“And he came to his disciples and found them asleep. And He said to Peter: What? Could you not watch one hour with Me? Watch ye; and pray that ye enter not into temptation. The spirit indeed is willing, but the flesh weak.”
St. Matthew: Chapters: 26: 1; 26-29; 36-46
Well, I am ashamed to say it but at the same time I feel a little bit better since the disciples and I share something in common, sleep is one of my greatest weaknesses. I really like bedtime. And I think that most people like resting and sleeping. Yes, I am a mom and sleep is not one of the job perks, necessarily. So when I get to go to bed early or sleep in late it is a wonderful “reward”.
However, when my body is the one telling me and making me sleep in, that is a different thing all together. Lately, my body has been needing more sleep than usual. So now when I do sleep in late it is not as much as a choice as a necessity. But when that happens it throws my schedule out of whack, frustrating me because I can’t get everything done that I need to do.
Case in point, today, I overslept, which threw everything off…I didn’t have time to make breakfast before mass, had to find a different mass time to go to which was terrible. I normally use mass times.org, but today it seemed the masses I tried to make it to where not the right time. I got to mass at one church thinking I was late but no, it was over…so I was early for the next mass which didn’t start for 45 minutes. Did I mention no one had eaten breakfast. So I looked at masstimes again and we went to a different Church, mass started in 20 min. We head off, get to that Church only to find out we are late for that one too, everyone is now leaving. One very hungry husband, that is being a total gentleman trying so hard not to let his hunger take him over, 5 hungry kids including a toddler…what is a mom to do? We head off to breakfast, what else? I now running from church to church to find a mass isn’t on anyones list of things to do, so I figure I’ll get everyone home. Take care of a few things then head to mass on my own…not realistic but ideal.
This is where I start to feel very bad and guilty. I never made it back out to mass, the day slipped away from me. I had several things which needed my attention and before I knew it was 9 p.m. There are no more masses and today being the start of Advent, left me very sad. How can I make this up to Jesus? How badly did the Disciples feel? How can we make our flesh stronger so that we don’t give in to the temptations? This is not the start of Advent I wanted, do I let that get in the way of continuing to celebrate Advent?

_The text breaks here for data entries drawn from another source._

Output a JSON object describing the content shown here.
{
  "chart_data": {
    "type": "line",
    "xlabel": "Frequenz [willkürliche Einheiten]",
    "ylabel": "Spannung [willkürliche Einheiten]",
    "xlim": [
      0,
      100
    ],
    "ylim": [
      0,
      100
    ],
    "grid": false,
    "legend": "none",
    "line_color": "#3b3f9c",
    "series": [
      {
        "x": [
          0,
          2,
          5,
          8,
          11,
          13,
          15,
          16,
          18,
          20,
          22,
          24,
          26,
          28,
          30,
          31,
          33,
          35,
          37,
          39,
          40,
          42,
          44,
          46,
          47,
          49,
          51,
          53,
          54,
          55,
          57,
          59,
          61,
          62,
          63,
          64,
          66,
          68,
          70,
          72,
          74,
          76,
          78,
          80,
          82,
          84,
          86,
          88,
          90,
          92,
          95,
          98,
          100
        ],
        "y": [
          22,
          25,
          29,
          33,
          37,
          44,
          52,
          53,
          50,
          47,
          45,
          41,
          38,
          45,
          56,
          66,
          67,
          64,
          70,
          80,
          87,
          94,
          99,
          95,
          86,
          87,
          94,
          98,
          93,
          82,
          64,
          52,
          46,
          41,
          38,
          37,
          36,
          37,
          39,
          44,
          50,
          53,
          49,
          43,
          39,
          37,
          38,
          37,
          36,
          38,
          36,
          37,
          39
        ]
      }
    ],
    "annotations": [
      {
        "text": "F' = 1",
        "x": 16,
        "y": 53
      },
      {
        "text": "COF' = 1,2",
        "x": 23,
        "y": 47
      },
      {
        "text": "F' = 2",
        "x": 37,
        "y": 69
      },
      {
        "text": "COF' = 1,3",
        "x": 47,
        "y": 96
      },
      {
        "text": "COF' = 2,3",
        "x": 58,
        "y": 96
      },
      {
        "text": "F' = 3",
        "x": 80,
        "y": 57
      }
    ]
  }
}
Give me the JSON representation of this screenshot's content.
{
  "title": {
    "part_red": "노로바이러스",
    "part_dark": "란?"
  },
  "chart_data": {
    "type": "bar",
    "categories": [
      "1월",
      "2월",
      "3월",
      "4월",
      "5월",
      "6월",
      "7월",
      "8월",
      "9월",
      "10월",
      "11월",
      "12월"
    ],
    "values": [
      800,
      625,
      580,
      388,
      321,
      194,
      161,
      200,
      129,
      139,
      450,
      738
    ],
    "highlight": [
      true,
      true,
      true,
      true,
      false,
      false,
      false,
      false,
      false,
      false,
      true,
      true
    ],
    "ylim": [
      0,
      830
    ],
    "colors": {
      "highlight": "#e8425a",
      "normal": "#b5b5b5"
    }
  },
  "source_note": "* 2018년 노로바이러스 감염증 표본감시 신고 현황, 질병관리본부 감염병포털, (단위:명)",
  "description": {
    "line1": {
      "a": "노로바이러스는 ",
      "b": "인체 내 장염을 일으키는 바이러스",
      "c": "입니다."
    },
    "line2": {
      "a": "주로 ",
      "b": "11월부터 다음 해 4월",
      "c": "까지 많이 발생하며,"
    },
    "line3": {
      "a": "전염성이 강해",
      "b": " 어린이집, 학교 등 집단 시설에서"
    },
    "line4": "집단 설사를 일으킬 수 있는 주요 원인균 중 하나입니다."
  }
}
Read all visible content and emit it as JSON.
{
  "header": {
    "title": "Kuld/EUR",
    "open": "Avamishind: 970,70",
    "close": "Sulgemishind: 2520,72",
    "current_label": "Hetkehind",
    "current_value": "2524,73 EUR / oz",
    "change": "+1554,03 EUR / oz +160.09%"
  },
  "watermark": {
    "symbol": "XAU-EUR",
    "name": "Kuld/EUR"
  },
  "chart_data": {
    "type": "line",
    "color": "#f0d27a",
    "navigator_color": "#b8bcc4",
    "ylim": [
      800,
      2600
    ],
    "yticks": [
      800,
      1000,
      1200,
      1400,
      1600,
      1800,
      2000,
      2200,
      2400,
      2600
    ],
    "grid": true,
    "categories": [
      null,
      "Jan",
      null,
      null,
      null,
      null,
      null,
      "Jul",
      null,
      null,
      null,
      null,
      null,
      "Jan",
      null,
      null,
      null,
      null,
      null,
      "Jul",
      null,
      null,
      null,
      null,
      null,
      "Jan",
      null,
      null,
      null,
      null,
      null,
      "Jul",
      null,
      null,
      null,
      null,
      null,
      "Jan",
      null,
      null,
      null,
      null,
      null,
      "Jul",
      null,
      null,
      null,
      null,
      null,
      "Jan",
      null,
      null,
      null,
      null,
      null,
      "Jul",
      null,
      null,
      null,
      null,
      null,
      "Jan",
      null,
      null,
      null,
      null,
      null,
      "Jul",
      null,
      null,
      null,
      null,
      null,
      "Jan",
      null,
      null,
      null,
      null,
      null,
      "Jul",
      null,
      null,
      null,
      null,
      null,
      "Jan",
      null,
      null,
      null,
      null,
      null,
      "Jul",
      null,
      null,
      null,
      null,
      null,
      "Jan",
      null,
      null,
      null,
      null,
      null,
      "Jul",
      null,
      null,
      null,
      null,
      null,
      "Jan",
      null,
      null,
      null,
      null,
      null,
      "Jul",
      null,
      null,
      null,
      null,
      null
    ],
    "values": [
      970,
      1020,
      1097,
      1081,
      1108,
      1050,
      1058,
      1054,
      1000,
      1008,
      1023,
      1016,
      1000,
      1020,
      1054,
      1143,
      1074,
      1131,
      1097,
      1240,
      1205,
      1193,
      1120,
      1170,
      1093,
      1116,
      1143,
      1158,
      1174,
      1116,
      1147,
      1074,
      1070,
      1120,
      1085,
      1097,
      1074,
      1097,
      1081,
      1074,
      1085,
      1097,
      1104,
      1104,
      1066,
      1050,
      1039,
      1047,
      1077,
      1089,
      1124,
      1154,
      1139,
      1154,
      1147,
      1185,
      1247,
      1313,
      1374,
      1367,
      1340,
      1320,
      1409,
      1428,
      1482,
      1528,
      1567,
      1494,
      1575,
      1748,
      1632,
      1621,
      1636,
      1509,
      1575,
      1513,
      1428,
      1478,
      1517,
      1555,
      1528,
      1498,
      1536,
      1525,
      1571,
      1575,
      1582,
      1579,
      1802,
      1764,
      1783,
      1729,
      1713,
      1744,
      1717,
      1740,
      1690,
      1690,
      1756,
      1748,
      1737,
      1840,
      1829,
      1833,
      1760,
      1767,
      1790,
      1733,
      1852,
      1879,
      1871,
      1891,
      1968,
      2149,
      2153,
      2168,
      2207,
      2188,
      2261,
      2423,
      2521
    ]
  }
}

Our Lord forgave the Disciples especially Peter, who ran to Him after His death. God will forgive us. He knows our flesh is weak but He knows how much effort we will put in. I have plans for this Advent which I hope will bring me closer to Jesus, I can’t abandon those plans because of one mistake or 1000. He only wants to see us work to become the children He made us to be. We must fight each day even if we lose each day, one day we will win. God will make sure of that.